Would You Wear a Killer's Sweater?

That's the question Bruce Hood, an experimental psychologist at Bristol University, likes to ask the audience when he gives public lectures. And for the majority of people, the answer is no.
It turns out more people would wear a sweater that was dropped in dog feces and cleaned than one that was worn by a murderer and then washed.
But why? How come we're disgusted by the idea of touching a killer's personal possession—especially when it's a sweater, something we normally associate with feelings of warmth and comfort?
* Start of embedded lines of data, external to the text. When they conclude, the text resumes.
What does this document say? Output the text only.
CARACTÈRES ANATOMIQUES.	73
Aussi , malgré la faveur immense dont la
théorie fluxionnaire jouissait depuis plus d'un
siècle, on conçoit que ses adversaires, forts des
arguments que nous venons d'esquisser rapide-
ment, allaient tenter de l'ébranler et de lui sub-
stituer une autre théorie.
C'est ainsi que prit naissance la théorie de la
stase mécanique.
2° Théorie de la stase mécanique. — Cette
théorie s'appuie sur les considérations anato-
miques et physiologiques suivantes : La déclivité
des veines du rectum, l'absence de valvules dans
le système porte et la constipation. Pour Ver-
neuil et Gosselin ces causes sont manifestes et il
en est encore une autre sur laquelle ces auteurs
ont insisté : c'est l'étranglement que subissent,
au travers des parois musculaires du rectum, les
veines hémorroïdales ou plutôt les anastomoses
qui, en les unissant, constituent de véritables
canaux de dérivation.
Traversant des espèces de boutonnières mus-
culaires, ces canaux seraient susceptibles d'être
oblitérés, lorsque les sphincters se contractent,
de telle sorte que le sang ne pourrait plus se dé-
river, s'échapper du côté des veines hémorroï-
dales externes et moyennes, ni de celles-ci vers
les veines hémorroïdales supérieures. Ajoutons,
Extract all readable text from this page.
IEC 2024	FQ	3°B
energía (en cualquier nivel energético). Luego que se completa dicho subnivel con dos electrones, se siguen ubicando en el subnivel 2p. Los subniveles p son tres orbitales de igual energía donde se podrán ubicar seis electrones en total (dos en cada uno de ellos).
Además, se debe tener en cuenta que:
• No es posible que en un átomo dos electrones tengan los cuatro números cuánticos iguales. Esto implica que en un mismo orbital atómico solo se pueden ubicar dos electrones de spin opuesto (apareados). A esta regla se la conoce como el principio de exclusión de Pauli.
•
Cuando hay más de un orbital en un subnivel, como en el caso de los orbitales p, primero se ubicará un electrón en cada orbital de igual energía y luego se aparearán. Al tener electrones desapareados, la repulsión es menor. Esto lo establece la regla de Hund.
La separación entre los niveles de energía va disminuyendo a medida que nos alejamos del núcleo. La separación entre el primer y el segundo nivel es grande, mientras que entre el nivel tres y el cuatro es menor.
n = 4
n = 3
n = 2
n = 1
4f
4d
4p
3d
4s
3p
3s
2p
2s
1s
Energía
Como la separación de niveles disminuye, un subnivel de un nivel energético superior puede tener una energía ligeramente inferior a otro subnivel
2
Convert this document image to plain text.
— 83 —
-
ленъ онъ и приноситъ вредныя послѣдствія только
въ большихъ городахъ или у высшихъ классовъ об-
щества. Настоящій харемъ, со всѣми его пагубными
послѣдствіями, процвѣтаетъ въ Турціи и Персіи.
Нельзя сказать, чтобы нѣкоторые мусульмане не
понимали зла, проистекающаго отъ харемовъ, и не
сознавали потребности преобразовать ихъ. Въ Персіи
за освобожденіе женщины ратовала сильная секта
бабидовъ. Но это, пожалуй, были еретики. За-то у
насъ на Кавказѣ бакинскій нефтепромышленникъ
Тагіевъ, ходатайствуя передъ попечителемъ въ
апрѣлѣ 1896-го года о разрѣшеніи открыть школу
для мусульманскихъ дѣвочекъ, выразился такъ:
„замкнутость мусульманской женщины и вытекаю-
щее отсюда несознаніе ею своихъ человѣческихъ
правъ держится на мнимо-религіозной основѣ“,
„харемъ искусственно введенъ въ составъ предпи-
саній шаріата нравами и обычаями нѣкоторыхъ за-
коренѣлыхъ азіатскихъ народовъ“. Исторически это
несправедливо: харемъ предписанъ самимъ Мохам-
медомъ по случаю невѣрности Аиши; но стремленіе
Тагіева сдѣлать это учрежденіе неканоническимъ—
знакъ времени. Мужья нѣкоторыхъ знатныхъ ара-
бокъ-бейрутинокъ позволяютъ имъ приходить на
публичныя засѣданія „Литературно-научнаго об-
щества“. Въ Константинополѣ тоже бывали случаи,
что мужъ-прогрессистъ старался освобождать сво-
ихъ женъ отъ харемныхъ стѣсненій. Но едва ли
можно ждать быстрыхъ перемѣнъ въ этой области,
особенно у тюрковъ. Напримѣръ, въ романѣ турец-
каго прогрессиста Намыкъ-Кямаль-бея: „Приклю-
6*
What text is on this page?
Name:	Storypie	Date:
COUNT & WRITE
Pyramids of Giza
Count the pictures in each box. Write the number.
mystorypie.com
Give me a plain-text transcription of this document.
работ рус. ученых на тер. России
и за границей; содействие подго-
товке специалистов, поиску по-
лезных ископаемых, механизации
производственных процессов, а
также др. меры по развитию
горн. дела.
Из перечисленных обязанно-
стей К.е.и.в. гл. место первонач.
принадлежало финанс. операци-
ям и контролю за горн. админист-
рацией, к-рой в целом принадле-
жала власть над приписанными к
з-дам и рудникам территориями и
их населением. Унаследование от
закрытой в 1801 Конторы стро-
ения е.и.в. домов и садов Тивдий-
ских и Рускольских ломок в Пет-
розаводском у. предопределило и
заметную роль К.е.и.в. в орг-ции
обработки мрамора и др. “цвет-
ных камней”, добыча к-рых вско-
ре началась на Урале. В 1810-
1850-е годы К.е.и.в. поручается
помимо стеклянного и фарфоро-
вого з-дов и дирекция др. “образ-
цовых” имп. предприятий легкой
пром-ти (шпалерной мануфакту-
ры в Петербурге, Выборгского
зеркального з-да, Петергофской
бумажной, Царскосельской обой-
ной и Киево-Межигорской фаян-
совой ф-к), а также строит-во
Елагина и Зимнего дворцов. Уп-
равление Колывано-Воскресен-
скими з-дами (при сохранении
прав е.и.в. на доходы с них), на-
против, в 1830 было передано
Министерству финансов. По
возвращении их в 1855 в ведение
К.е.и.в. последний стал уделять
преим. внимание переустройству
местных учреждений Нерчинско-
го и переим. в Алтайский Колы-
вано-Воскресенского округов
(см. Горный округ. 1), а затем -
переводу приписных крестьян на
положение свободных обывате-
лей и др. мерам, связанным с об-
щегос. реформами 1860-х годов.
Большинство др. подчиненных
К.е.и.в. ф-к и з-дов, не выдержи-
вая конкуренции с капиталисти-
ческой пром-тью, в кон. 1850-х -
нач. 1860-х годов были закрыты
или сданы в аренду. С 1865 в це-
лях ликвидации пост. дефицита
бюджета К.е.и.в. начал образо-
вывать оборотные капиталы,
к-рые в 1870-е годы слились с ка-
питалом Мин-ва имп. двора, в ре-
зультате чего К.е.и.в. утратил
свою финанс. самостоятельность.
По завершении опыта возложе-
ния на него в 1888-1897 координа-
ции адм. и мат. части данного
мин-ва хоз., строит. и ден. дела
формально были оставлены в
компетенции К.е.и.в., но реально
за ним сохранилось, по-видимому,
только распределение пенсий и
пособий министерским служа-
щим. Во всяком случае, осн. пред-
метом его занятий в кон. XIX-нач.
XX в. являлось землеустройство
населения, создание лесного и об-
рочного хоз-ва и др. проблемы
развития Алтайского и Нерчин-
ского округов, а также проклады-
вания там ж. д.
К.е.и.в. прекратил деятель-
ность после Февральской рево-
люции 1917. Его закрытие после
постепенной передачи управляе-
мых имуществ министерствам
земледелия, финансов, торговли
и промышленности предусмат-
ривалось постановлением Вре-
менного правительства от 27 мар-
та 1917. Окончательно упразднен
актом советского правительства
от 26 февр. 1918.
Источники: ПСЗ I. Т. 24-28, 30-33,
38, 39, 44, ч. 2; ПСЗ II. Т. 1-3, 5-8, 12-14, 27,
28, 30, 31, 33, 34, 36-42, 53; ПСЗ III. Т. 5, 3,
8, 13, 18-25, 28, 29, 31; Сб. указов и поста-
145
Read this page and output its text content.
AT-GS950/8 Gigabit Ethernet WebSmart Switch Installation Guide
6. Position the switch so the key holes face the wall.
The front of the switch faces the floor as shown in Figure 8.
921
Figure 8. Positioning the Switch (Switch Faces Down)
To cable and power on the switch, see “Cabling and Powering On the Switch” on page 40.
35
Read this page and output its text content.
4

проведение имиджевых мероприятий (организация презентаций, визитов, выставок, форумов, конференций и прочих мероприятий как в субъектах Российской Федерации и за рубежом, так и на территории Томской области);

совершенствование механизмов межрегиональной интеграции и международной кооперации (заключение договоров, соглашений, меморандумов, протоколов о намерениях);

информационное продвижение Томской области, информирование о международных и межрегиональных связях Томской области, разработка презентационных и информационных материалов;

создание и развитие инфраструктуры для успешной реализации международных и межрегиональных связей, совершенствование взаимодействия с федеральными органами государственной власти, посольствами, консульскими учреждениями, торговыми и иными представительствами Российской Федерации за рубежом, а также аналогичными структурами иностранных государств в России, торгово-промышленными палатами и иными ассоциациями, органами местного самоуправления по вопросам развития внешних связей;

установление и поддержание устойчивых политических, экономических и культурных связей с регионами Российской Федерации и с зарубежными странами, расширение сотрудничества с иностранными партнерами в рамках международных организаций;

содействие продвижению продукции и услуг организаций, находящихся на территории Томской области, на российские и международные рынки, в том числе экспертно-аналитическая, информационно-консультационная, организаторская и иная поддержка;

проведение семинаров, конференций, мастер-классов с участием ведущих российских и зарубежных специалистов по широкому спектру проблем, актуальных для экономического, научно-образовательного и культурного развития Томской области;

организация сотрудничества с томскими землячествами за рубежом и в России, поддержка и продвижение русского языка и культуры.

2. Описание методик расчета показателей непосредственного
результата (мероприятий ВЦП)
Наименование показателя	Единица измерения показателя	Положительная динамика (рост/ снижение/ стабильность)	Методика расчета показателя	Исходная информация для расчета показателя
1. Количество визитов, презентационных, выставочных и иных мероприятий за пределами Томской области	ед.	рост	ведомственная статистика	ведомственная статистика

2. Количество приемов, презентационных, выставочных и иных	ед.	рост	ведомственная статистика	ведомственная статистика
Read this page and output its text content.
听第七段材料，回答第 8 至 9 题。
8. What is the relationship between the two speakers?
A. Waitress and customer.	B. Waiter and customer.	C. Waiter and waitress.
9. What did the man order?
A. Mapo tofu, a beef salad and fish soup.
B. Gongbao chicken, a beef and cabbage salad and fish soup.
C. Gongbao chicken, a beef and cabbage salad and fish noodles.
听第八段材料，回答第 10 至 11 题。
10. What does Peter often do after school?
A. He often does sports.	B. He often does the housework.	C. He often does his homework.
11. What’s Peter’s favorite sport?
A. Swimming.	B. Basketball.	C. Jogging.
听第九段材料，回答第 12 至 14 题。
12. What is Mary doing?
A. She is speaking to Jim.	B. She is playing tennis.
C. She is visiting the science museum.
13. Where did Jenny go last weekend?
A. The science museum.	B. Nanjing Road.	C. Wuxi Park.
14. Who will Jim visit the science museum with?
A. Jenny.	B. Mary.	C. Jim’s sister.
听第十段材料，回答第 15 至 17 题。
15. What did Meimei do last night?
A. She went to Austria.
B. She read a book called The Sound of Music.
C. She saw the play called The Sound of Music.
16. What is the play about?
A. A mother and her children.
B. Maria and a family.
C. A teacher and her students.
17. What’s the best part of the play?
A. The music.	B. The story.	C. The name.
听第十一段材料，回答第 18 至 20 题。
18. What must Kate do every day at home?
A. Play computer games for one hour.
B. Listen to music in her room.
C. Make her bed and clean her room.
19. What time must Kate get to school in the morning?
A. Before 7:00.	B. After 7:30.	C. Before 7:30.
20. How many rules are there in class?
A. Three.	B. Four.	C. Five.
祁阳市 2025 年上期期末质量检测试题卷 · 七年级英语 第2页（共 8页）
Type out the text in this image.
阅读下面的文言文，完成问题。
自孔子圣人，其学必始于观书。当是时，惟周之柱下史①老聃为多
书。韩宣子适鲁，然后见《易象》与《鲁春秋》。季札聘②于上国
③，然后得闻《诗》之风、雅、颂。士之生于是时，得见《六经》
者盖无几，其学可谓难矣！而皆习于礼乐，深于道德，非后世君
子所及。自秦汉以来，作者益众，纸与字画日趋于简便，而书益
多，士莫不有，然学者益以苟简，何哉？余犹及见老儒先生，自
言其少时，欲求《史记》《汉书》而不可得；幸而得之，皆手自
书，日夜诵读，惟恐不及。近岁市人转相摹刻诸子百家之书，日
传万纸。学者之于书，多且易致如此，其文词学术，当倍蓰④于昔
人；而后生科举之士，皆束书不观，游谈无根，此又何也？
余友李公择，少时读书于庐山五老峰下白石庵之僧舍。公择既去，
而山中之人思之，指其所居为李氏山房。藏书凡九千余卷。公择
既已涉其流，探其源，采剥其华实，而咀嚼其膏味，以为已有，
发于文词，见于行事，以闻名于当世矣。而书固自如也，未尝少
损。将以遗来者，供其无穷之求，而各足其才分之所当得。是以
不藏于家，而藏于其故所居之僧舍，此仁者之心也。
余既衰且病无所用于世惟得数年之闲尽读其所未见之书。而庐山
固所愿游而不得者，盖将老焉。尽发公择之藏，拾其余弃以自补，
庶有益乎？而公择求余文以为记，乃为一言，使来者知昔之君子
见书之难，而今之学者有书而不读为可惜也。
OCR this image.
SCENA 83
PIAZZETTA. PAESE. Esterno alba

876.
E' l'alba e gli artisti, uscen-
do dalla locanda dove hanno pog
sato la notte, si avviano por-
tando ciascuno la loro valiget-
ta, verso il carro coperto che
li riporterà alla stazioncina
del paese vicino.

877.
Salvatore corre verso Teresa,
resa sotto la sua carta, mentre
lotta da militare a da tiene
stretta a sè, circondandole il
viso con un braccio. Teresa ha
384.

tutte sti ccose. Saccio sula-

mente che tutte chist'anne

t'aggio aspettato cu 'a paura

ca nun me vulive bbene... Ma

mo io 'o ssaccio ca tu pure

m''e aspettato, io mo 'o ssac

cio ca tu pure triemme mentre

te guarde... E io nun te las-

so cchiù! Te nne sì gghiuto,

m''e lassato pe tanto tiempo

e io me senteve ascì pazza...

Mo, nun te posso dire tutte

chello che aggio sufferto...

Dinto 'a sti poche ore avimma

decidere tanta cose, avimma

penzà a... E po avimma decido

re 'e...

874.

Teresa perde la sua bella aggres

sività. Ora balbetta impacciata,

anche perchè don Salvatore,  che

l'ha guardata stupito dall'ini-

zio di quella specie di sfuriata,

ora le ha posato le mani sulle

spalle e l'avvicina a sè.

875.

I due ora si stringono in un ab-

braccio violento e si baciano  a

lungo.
It's not like we can catch evil the way we can catch, say, the flu.
As Hood explains in his new book SuperSense (excerpted today in The Guardian):

"It is as if we treat evil as a physical contaminant that could be transmitted by touch. You can't wash away such contamination as though it were dirt. Most of us would treat the cardigan as if it were imbued with evil.
In the same way that some of us revere holy sites, priests, and sacred relics, we also shun places, people, and objects that are taboo. To do that, however, we have to attribute something more to them than just their physical properties. We may like to think of ourselves as rational people without superstitions, but this is just one area where we stray into the supernatural."
The point of the sweater demonstration, he says, is to "illustrate to an educated, rational audience that sometimes our beliefs can be truly supernatural but have nothing to do with religious indoctrination. Atheists, too, tend to show revulsion at the idea of touching [the sweater]. If it's true that our beliefs can be supernatural but unconnected to religion, then it must also be true that humans will not necessarily evolve into a rational species, because a mind designed for generating natural explanations also generates supernatural ones."

Check out some of the other supernatural beliefs many people hold:



Heather Wax

1 comments:

Diggitt said...

My father died in November 1989. I still have, packed away in its dry cleaning bag, the sweater I wore during his last couple days. I can't wear it and I have never been able to decide where to give it away to ... no place seems right.

In 1970 I was assaulted and although the clothes I was wearing at the time were newish, I could never touch them again.

In 1973, my boyfriend broke up with me. I got raging drunk and threw up on the clothes I was wearing. Not only was I never able to wear them again (although they cleaned up fine) I have never been able to wear that color again.

I've been a volunteer with a homeless program for the last 22 years. Another volunteer is a funeral director, who speaks with families of the deceased about donating their clothes. Most families he speaks to are happy to get the clothing out of their homes. There's no sense of "Oh, I always wanted that sweater -- can I have it?"

We have the luxury of being squeamish about clothing and its associations. It would be interesting to try the experiment with the murderer's jacket someplace where people have little new clothing.